Maybe, but my experience working in a ROWE was a dismal failure, and contributed to an abnormally high turnover rate.

Here's what went wrong:


1. Employees felt like pets, not people.


A Results Only Work Environment, originally developed at retailer Best Buy, is different than telecommuting. Most telecommuting arrangements involve some form of fixed schedule, or at least a general expectation of when an employee will (and will not) be at work.

In a pure ROWE environment, there is no schedule. In the ROWE environment I worked in there were no vacation days or holidays either, because at least in theory an employee could take 5 vacation days a week, every week, so long as he or she could get the work done in the remaining time.
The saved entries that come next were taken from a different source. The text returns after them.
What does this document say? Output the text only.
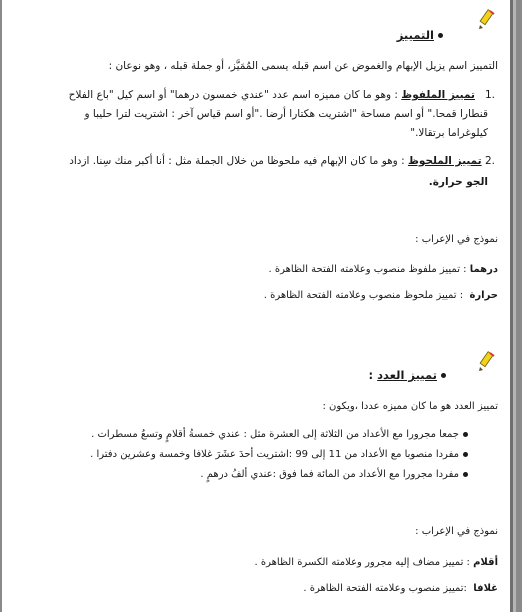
التمييز
التمييز اسم يزيل الإبهام والغموض عن اسم قبله يسمى المُمَيَّز، أو جملة قبله ، وهو نوعان :
.1   تمييز الملفوظ : وهو ما كان مميزه اسم عدد "عندي خمسون درهما" أو اسم كيل "باع الفلاح
قنطارا قمحا." أو اسم مساحة "اشتريت هكتارا أرضا ."أو اسم قياس آخر : اشتريت لترا حليبا و
كيلوغراما برتقالا."
.2 تمييز الملحوظ : وهو ما كان الإبهام فيه ملحوظا من خلال الجملة مثل : أنا أكبر منك سِنا. ازداد
الجو حرارة.
نموذج في الإعراب :
درهما : تمييز ملفوظ منصوب وعلامته الفتحة الظاهرة .
حرارة  : تمييز ملحوظ منصوب وعلامته الفتحة الظاهرة .
تمييز العدد :
تمييز العدد هو ما كان مميزه عددا ،ويكون :
جمعا مجرورا مع الأعداد من الثلاثة إلى العشرة مثل : عندي خمسةُ أقلامٍ وتسعُ مسطرات .
مفردا منصوبا مع الأعداد من 11 إلى 99 :اشتريت أحدَ عشَرَ غلافا وخمسة وعشرين دفترا .
مفردا مجرورا مع الأعداد من المائة فما فوق :عندي ألفُ درهمٍ .
نموذج في الإعراب :
أقلام : تمييز مضاف إليه مجرور وعلامته الكسرة الظاهرة .
غلافا  :تمييز منصوب وعلامته الفتحة الظاهرة .
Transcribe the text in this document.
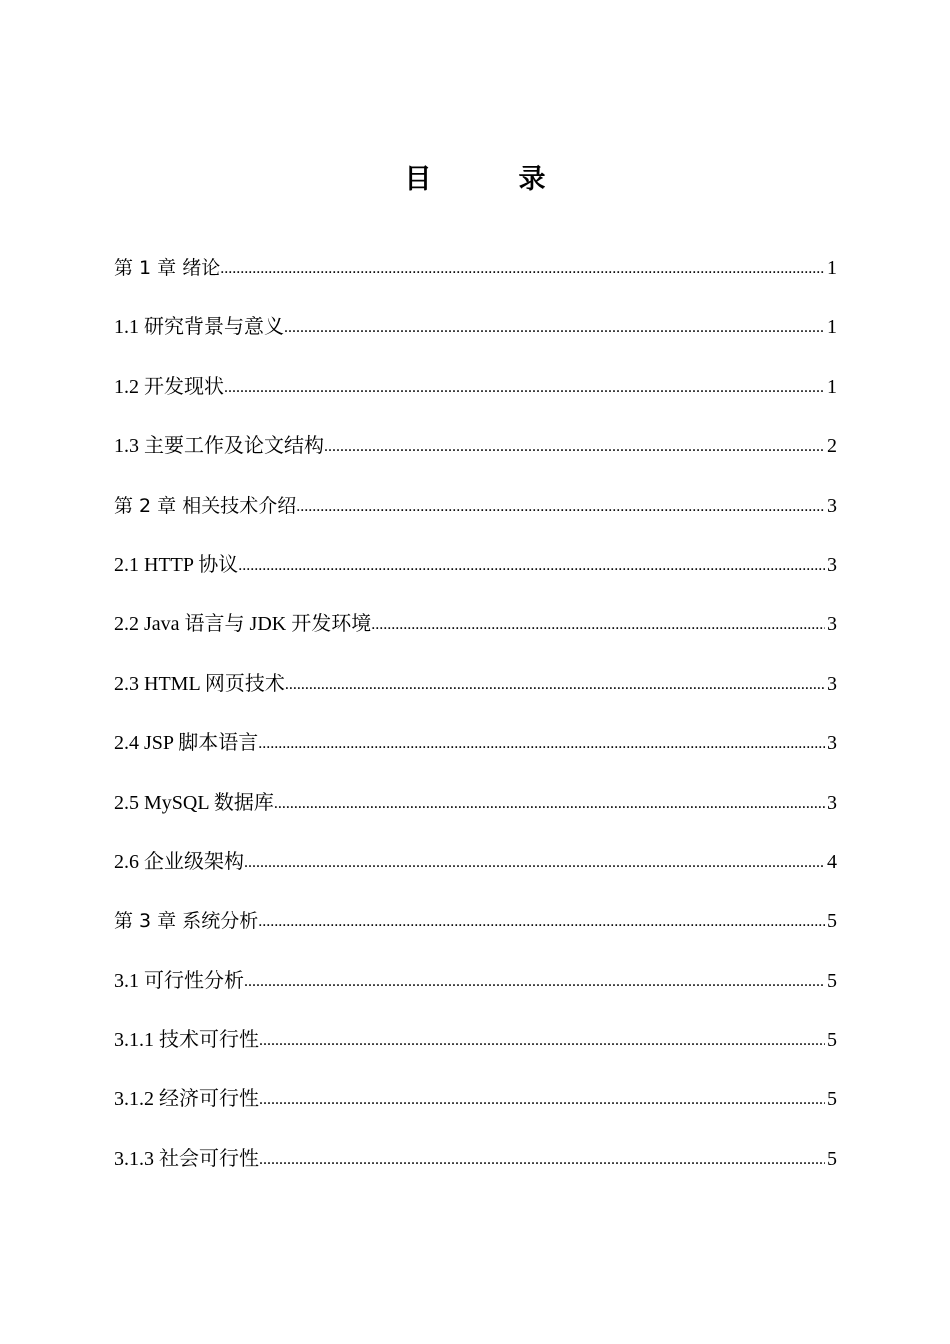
目　录
第 1 章 绪论 .....	1
1.1 研究背景与意义 .....	1
1.2 开发现状 .....	1
1.3 主要工作及论文结构 .....	2
第 2 章 相关技术介绍 .....	3
2.1 HTTP 协议 .....	3
2.2 Java 语言与 JDK 开发环境 .....	3
2.3 HTML 网页技术 .....	3
2.4 JSP 脚本语言 .....	3
2.5 MySQL 数据库 .....	3
2.6 企业级架构 .....	4
第 3 章 系统分析 .....	5
3.1 可行性分析 .....	5
3.1.1 技术可行性 .....	5
3.1.2 经济可行性 .....	5
3.1.3 社会可行性 .....	5
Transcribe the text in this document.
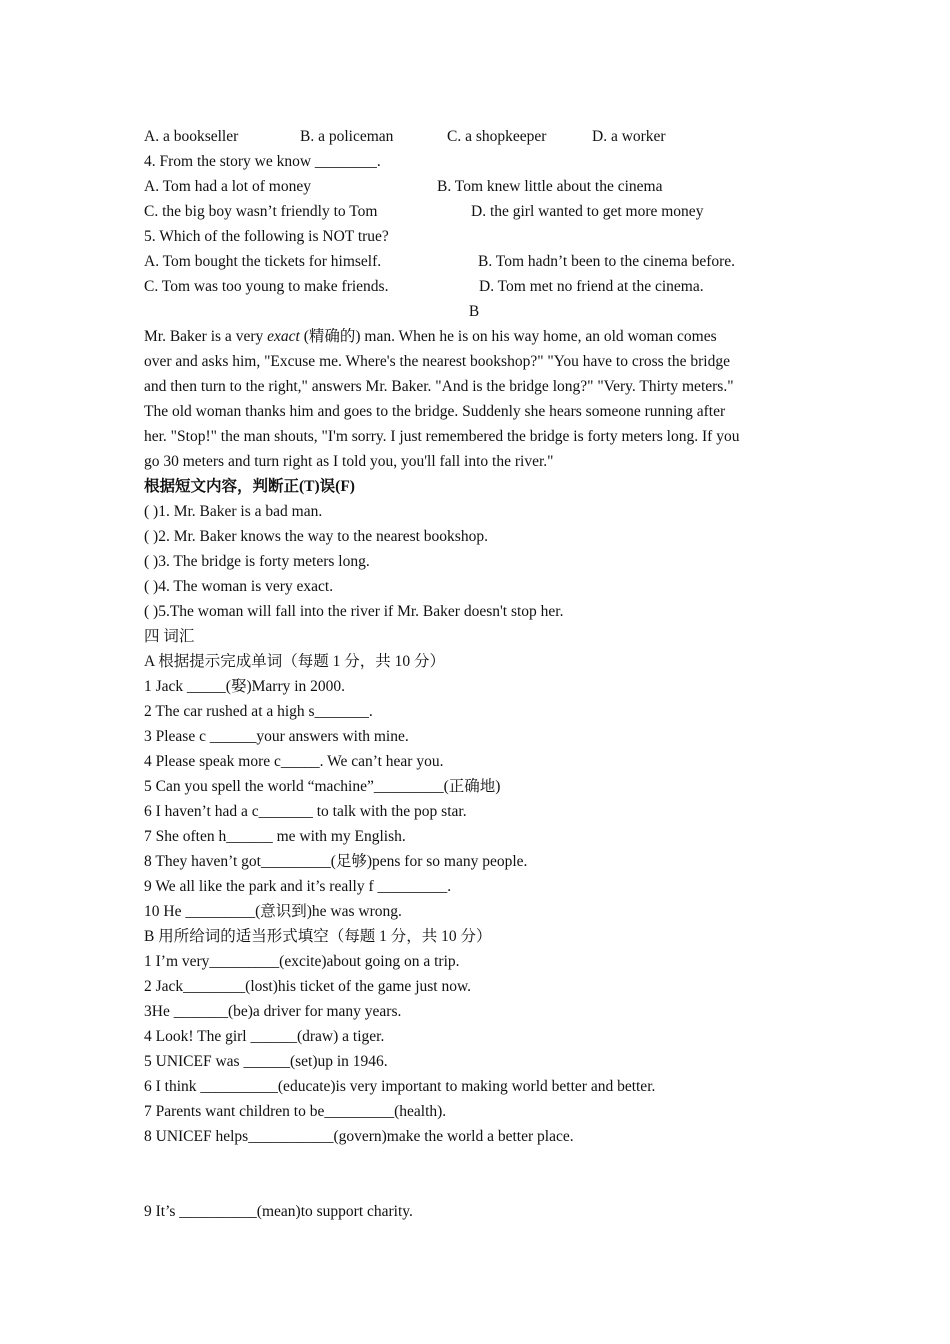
A. a bookseller	B. a policeman	C. a shopkeeper	D. a worker
4. From the story we know ________.
A. Tom had a lot of money	B. Tom knew little about the cinema
C. the big boy wasn’t friendly to Tom	D. the girl wanted to get more money
5. Which of the following is NOT true?
A. Tom bought the tickets for himself.	B. Tom hadn’t been to the cinema before.
C. Tom was too young to make friends.	D. Tom met no friend at the cinema.
B
Mr. Baker is a very exact (精确的) man. When he is on his way home, an old woman comes
over and asks him, "Excuse me. Where's the nearest bookshop?" "You have to cross the bridge
and then turn to the right," answers Mr. Baker. "And is the bridge long?" "Very. Thirty meters."
The old woman thanks him and goes to the bridge. Suddenly she hears someone running after
her. "Stop!" the man shouts, "I'm sorry. I just remembered the bridge is forty meters long. If you
go 30 meters and turn right as I told you, you'll fall into the river."
根据短文内容，判断正(T)误(F)
( )1. Mr. Baker is a bad man.
( )2. Mr. Baker knows the way to the nearest bookshop.
( )3. The bridge is forty meters long.
( )4. The woman is very exact.
( )5.The woman will fall into the river if Mr. Baker doesn't stop her.
四 词汇
A 根据提示完成单词（每题 1 分，共 10 分）
1 Jack _____(娶)Marry in 2000.
2 The car rushed at a high s_______.
3 Please c ______your answers with mine.
4 Please speak more c_____. We can’t hear you.
5 Can you spell the world “machine”_________(正确地)
6 I haven’t had a c_______ to talk with the pop star.
7 She often h______ me with my English.
8 They haven’t got_________(足够)pens for so many people.
9 We all like the park and it’s really f _________.
10 He _________(意识到)he was wrong.
B 用所给词的适当形式填空（每题 1 分，共 10 分）
1 I’m very_________(excite)about going on a trip.
2 Jack________(lost)his ticket of the game just now.
3He _______(be)a driver for many years.
4 Look! The girl ______(draw) a tiger.
5 UNICEF was ______(set)up in 1946.
6 I think __________(educate)is very important to making world better and better.
7 Parents want children to be_________(health).
8 UNICEF helps___________(govern)make the world a better place.
9 It’s __________(mean)to support charity.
That wasn't the reality. The reality was that employees were expected to be available all the time, at the drop of a hat. Conference call at 10:00 PM? How can you object to that, if you've been spending quality time with your family all day?

Except you weren't spending time with your family. You were working. Even worse, the feeling of having to respond every time you were called made you feel more like a pet than a person. Most of us expect our dog to come when called, regardless of when or where we call him.

It's wrong to expect the same of employees.


2. It created a feeling of class struggle among employees.


ROWE environments may work for specific types of employees doing specific functions. However, if you are a customer service representative who is on the phone with customers all day, you can't really work in a ROWE environment.

For that customer service representative being available for a fixed set of hours are part of the results he or she is expected to deliver. However, our CEO was so enamored with the concept of ROWE that customer service representatives and other employees whose duties required them to be at the office for a fixed period of time were also included in the ROWE.

Like everyone else working under ROWE, these customer service representatives received no holiday or vacation time. Theoretically they had all the time they needed, but in reality they needed to be at their desk for a fixed number of hours. The result of all of this was one class of employees who could (and sometimes did) work 2 days a week, and another class of employees who worked every day, including holidays.

It was unbelievably misguided and unfair to apply the ROWE across the board, and if you are thinking about implementing this system, please know that it can't be applied to everyone.


3. A ROWE requires a stable foundation, which we did not have.


A true ROWE is extraordinarily flexible. As a result, it needs to be built on a solid, stable foundation. Implementing a ROWE without a solid foundation of expectations and defined policies and procedures is like trying to do a quadruple backflip off the world's largest halfpipe after just learning to skateboard yesterday.

Chances are good you will flame out in a hail of broken skateboard and expensive dental work.

And we did.

A ROWE requires a solid foundation of policies and procedures, and mature, experienced leadership at the very top - which we lacked. Even with stability and experience it is extraordinarily difficult to implement, as Best Buy acknowledged when it eventually abandoned the idea.

Want to be a great leader? Avoid a ROWE, and treat your employees like the human beings they are, and not a pet expected to respond to your beck and call.